There is also a similar and partially concealed tool at https://www.google.com/webmasters/tools/removals. It primarily serves to remove individual outdated and defunct URLs from search results.
Jekyll and SEO
We used several tools when working on the blog. The Screaming Frog desktop crawler was used to collect data and validate changes. The Google Search Console to acquire control of the website and was used for de-indexing.
And finally, there was Github and Jekyll (a simple generator of small blogs and static websites), because we wanted to immediately repair the errors we discovered – HTTPS, mixed content, basic redirects, internal links, duplicities, etc.
At first glance, the system didn’t seem very SEO friendly, but getting to the world of Jekyll, Liquid Filters, and preparing repairs for all errors took only about three hours in the end. Not that big a deal.
The key for us was that we have to know the abilities of the SEO tools and how to use them in great detail. We must keep our knowledge of DNS, various CMS, coding, programming, website security, and so on at a very high level. That allows us as webmasters to discover problems, partially resolve them on our own, and save developers’ valuable time.
The gif below shows how the web graphs of heurekadevs.cz changed after the removal of the duplicities. Gephi, special software that employs the Force Atlas 2 algorithm, was used to create the animation and the colour coding that is the same as the image above - red nodes are duplicate URLs.
Many weeks have passed since the removal of the eeghiethi spam from the search results. Google still shows an erroneous number of results from the given domain in queries using an operator. That will probably change when the blockage of the subdomain ends, and Google discovers it no longer works. We’re interested to see what happens then ourselves.
2022 Update Note: The previous paragraph was written in 2020. Nowadays, the subdomain is long gone and forgotten.
If you use Github for hosting a website, then be careful how you work with DNS. Create a Google Search Console for the website and learn to use the tool. And be careful who you give full rights to in the GSC. Repair quickly, effectively, and logically, seeking out the root of the problem.
As webmasters at Heureka, we must know how to do our jobs and not rely on developers having the capacity to repair every little thing.

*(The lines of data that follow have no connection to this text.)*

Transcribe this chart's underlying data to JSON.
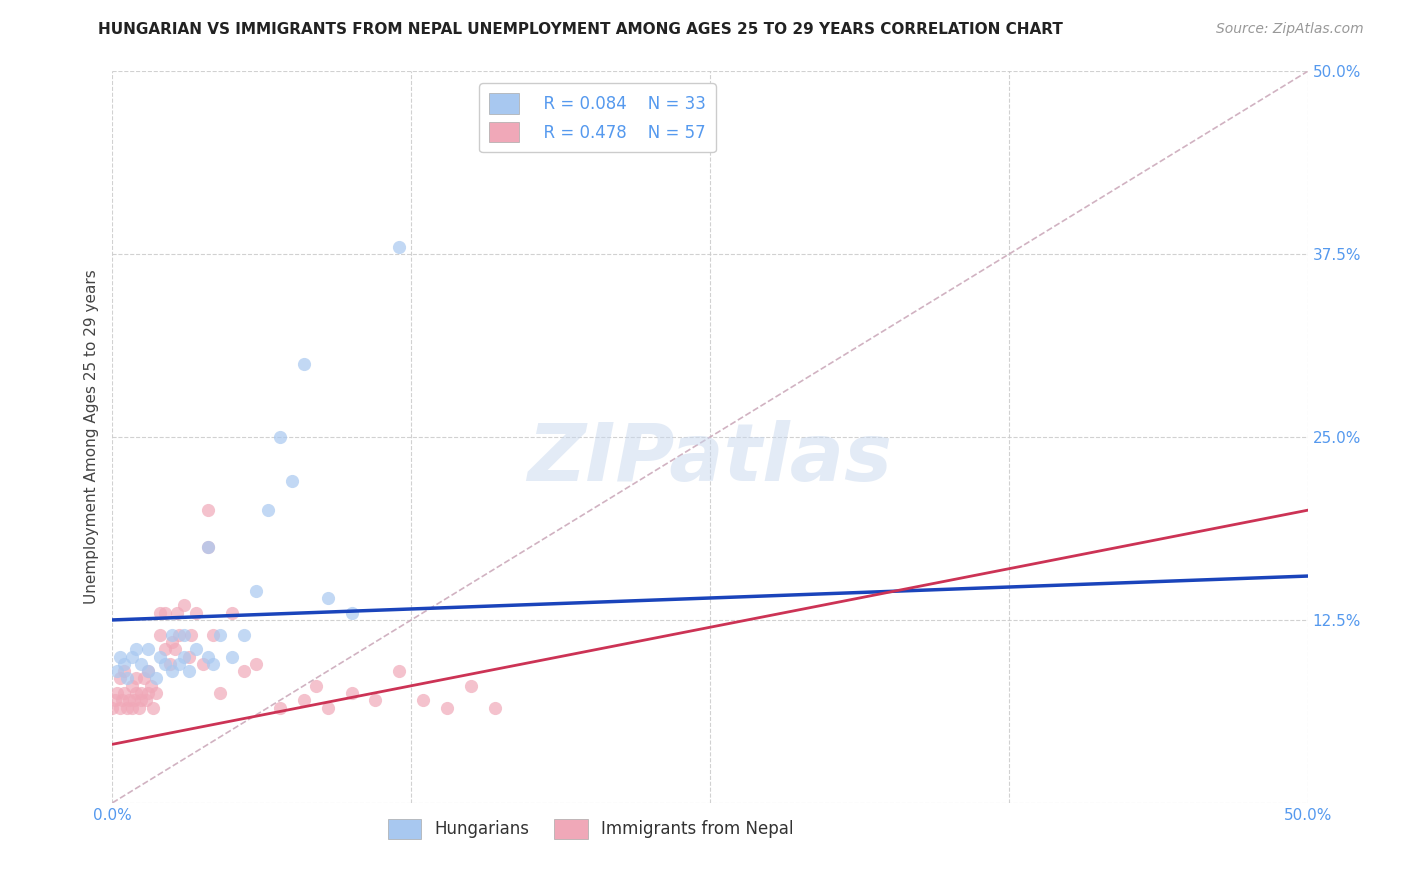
{
  "title": "HUNGARIAN VS IMMIGRANTS FROM NEPAL UNEMPLOYMENT AMONG AGES 25 TO 29 YEARS CORRELATION CHART",
  "source": "Source: ZipAtlas.com",
  "ylabel": "Unemployment Among Ages 25 to 29 years",
  "xlim": [
    0.0,
    0.5
  ],
  "ylim": [
    0.0,
    0.5
  ],
  "xticks": [
    0.0,
    0.125,
    0.25,
    0.375,
    0.5
  ],
  "yticks": [
    0.0,
    0.125,
    0.25,
    0.375,
    0.5
  ],
  "grid_color": "#cccccc",
  "background_color": "#ffffff",
  "watermark_text": "ZIPatlas",
  "legend_blue_R": "0.084",
  "legend_blue_N": "33",
  "legend_pink_R": "0.478",
  "legend_pink_N": "57",
  "blue_color": "#a8c8f0",
  "pink_color": "#f0a8b8",
  "blue_line_color": "#1a44bb",
  "pink_line_color": "#cc3355",
  "diagonal_color": "#ccaabb",
  "tick_color": "#5599ee",
  "hungarian_x": [
    0.002,
    0.003,
    0.005,
    0.006,
    0.008,
    0.01,
    0.012,
    0.015,
    0.015,
    0.018,
    0.02,
    0.022,
    0.025,
    0.025,
    0.028,
    0.03,
    0.03,
    0.032,
    0.035,
    0.04,
    0.04,
    0.042,
    0.045,
    0.05,
    0.055,
    0.06,
    0.065,
    0.07,
    0.075,
    0.08,
    0.09,
    0.1,
    0.12
  ],
  "hungarian_y": [
    0.09,
    0.1,
    0.095,
    0.085,
    0.1,
    0.105,
    0.095,
    0.105,
    0.09,
    0.085,
    0.1,
    0.095,
    0.115,
    0.09,
    0.095,
    0.115,
    0.1,
    0.09,
    0.105,
    0.175,
    0.1,
    0.095,
    0.115,
    0.1,
    0.115,
    0.145,
    0.2,
    0.25,
    0.22,
    0.3,
    0.14,
    0.13,
    0.38
  ],
  "nepal_x": [
    0.0,
    0.001,
    0.002,
    0.003,
    0.003,
    0.004,
    0.005,
    0.005,
    0.006,
    0.007,
    0.008,
    0.008,
    0.009,
    0.01,
    0.01,
    0.011,
    0.012,
    0.012,
    0.013,
    0.014,
    0.015,
    0.015,
    0.016,
    0.017,
    0.018,
    0.02,
    0.02,
    0.022,
    0.022,
    0.024,
    0.025,
    0.026,
    0.027,
    0.028,
    0.03,
    0.032,
    0.033,
    0.035,
    0.038,
    0.04,
    0.04,
    0.042,
    0.045,
    0.05,
    0.055,
    0.06,
    0.07,
    0.08,
    0.085,
    0.09,
    0.1,
    0.11,
    0.12,
    0.13,
    0.14,
    0.15,
    0.16
  ],
  "nepal_y": [
    0.065,
    0.07,
    0.075,
    0.065,
    0.085,
    0.07,
    0.075,
    0.09,
    0.065,
    0.07,
    0.065,
    0.08,
    0.07,
    0.075,
    0.085,
    0.065,
    0.075,
    0.07,
    0.085,
    0.07,
    0.075,
    0.09,
    0.08,
    0.065,
    0.075,
    0.13,
    0.115,
    0.13,
    0.105,
    0.095,
    0.11,
    0.105,
    0.13,
    0.115,
    0.135,
    0.1,
    0.115,
    0.13,
    0.095,
    0.2,
    0.175,
    0.115,
    0.075,
    0.13,
    0.09,
    0.095,
    0.065,
    0.07,
    0.08,
    0.065,
    0.075,
    0.07,
    0.09,
    0.07,
    0.065,
    0.08,
    0.065
  ]
}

We celebrated our success for about a minute. That was all the time we had. Over the two days we dealt with the dev blog, another over 100,000 errors appeared in structured data across other GSC properties. But that is another story.
Here we have to note that at Heureka we approach security dutifully, thoroughly, and without compromises. We’re publishing this small unimportant matter with Github as a fun fail story that can help beginners and less experienced users dealing with similar problems.